A/B Testing - How do you know that your results are statistically valid?

Posted by: Jay Miller
Friday, July 8, 2011
An often-recommended best practice with email marketing, and online marketing in general, is to conduct frequent A/B testing.  ExactTarget recently added this feature to our application to make it easy for marketers to conduct simple A/B subject line and date/time tests.

However, an often overlooked, but critical part of testing is setting up a good test plan for evaluating the results to determine if they are statistically significant or just due to random chance.  The Get Elastic Ecommerce Blog recently had a good post about how to validate test data when doing webpage testing.  The blog I'm writing today is for email marketers who want to apply a bit of science to email testing.

So let's say that you come up with a new great subject line that you want to test against your usual one, and you get these results:
  • Subject line A ("control" or "champion"):  20% open rate
  • Subject line B ("challenger"):  22% open rate
Great!  we have our winner - a 10% improvement.  Subject line B is obviously the better one and if we send that one to the rest of the list, then we will achieve our goal of world domination. 

But wait; a 10% improvement is great, but how do we know it's not just due to random chance?  Well, if we don't do a little statistics, then we don't know for sure, and we're just practicing faith-based marketing.  Many times in testing tutorials, you will see people recommend the use of a "rule of thumb", like "take 10% of your list for the test, and send the winner to the rest".  I've actually seen this published in serious email marketing books, but rules of thumb aren't good enough to actually tell us if our results are real.

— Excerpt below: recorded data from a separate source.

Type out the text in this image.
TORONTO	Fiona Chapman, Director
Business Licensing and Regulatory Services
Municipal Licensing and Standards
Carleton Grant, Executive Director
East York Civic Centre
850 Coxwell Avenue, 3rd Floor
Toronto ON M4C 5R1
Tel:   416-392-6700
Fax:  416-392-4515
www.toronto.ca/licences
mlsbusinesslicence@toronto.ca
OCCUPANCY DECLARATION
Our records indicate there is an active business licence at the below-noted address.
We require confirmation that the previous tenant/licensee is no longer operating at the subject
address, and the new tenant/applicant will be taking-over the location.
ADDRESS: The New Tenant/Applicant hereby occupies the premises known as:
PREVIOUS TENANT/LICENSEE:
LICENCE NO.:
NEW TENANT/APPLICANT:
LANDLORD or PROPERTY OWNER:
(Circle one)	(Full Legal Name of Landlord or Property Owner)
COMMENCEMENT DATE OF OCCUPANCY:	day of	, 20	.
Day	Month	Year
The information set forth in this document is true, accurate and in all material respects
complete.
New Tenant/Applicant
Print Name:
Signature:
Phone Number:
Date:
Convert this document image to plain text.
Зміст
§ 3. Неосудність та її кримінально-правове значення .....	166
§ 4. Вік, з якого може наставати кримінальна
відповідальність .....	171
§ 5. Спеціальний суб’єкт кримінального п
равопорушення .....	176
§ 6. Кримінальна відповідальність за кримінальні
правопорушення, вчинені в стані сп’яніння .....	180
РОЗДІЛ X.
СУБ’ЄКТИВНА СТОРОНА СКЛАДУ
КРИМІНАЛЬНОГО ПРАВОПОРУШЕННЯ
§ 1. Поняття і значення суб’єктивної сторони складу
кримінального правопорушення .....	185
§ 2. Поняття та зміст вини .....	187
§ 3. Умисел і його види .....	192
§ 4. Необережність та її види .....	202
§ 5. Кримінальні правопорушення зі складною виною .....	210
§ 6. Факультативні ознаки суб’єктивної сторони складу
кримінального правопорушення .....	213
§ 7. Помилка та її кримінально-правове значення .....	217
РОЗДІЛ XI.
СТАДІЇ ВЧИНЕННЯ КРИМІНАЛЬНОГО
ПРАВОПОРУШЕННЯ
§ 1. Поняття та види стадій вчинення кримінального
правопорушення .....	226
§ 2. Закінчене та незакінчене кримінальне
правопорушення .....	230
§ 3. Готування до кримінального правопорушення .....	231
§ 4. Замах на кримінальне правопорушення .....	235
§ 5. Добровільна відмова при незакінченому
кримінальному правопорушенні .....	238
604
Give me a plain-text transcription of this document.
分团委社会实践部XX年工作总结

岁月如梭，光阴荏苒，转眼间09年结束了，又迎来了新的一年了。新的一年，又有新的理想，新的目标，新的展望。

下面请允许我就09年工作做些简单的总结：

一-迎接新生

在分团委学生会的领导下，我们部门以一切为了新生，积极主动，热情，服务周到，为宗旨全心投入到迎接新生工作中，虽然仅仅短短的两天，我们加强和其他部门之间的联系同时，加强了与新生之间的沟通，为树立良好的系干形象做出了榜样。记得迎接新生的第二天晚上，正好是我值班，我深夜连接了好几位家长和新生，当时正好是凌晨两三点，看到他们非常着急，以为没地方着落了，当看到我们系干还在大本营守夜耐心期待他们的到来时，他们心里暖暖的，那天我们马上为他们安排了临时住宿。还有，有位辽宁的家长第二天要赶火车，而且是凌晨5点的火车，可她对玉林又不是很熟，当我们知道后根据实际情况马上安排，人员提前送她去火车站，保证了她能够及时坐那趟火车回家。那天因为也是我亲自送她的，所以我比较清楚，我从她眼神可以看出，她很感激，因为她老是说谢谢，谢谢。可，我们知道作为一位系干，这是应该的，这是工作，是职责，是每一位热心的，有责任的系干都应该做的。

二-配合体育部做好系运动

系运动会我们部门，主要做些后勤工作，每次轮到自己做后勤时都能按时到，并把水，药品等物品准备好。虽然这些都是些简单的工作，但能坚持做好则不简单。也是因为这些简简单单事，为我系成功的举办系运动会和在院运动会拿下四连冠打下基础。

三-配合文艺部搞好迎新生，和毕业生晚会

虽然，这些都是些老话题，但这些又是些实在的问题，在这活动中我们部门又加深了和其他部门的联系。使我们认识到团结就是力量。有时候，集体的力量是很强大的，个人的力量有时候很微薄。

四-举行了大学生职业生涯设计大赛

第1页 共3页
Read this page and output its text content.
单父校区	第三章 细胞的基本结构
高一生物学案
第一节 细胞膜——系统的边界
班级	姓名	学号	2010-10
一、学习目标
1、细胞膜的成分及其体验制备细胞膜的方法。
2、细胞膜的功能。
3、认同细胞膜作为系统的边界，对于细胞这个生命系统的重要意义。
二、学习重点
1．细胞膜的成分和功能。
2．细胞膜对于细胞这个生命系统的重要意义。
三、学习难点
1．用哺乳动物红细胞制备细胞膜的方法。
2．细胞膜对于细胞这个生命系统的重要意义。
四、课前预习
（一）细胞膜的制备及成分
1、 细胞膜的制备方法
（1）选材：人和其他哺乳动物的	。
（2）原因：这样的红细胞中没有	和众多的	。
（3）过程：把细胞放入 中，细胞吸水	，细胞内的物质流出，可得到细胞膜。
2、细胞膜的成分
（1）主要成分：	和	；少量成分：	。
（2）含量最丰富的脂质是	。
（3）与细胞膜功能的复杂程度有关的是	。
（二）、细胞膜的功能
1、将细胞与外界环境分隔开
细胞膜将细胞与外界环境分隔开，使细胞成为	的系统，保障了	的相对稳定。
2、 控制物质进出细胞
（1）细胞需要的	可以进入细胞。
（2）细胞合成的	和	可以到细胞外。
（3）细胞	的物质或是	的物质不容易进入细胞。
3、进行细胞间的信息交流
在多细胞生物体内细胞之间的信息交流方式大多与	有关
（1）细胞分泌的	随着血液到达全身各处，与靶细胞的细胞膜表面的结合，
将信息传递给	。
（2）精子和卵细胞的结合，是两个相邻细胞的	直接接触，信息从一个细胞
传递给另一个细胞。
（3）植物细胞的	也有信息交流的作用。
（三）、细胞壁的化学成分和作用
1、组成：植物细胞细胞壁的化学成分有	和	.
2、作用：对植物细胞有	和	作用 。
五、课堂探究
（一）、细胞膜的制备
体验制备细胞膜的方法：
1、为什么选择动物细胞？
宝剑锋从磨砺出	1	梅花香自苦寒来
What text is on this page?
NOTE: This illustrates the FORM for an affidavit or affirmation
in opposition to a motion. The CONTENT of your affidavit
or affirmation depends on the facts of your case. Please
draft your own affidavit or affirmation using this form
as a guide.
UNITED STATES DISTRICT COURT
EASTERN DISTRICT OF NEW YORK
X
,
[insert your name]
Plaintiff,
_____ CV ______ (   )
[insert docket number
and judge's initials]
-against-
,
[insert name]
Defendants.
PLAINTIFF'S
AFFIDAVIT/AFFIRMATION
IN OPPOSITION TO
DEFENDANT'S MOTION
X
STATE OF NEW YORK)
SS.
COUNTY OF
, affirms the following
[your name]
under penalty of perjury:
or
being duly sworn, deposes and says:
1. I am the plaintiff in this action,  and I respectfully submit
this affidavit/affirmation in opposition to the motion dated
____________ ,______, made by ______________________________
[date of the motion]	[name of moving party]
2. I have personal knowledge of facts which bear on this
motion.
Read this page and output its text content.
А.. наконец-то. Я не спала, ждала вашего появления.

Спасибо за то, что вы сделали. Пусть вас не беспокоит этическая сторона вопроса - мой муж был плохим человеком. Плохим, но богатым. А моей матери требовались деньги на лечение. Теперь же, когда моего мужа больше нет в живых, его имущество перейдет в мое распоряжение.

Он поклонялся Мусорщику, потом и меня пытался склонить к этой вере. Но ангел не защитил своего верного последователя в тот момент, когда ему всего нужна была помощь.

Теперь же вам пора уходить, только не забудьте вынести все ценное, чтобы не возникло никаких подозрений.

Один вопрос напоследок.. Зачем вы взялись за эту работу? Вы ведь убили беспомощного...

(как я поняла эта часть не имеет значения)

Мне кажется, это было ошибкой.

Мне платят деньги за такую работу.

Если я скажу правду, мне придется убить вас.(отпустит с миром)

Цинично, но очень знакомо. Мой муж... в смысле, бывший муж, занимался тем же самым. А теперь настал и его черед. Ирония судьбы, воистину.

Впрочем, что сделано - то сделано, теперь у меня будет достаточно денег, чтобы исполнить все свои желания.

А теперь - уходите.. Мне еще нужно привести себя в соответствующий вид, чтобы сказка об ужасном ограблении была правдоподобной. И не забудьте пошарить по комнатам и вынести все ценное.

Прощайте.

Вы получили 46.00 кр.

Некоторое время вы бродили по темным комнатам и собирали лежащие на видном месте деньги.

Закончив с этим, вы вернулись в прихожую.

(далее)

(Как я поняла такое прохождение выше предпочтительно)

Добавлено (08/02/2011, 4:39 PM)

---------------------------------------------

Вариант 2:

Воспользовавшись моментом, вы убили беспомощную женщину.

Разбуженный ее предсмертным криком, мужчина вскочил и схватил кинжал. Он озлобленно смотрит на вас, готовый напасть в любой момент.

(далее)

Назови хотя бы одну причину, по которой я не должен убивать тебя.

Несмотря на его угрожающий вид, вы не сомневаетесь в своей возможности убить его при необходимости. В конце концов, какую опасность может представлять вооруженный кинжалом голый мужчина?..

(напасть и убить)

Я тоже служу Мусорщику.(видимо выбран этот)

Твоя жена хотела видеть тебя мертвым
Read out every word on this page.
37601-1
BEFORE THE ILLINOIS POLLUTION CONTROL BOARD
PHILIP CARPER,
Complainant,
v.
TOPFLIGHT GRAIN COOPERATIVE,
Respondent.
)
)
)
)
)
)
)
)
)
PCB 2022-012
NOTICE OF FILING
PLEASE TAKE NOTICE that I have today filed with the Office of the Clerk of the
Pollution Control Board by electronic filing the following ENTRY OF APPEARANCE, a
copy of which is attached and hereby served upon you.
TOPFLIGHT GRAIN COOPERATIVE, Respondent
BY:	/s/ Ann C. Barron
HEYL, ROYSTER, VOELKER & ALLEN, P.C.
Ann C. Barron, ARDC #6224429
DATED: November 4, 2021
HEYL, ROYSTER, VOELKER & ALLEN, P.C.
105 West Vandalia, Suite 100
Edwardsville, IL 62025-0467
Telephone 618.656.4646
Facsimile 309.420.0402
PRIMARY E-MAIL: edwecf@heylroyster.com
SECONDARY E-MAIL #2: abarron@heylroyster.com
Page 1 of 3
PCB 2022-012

The details of setting up valid scientific experiments can get kind of complicated, but for our purposes of email marketing, we can simplify it to a few variables that are easy to use:
  1. How big is the effect you're trying to measure?
    In other words, are you trying to increase open rate from 20% to 22%, or from 10% to 20%?  (a 10% difference vs. a 100% increase)
  2. How large should the sample size be?
    To measure smaller effects, we need a larger sample size to be sure of our results, and vice versa. 
  3. How confident do you want to be in your result?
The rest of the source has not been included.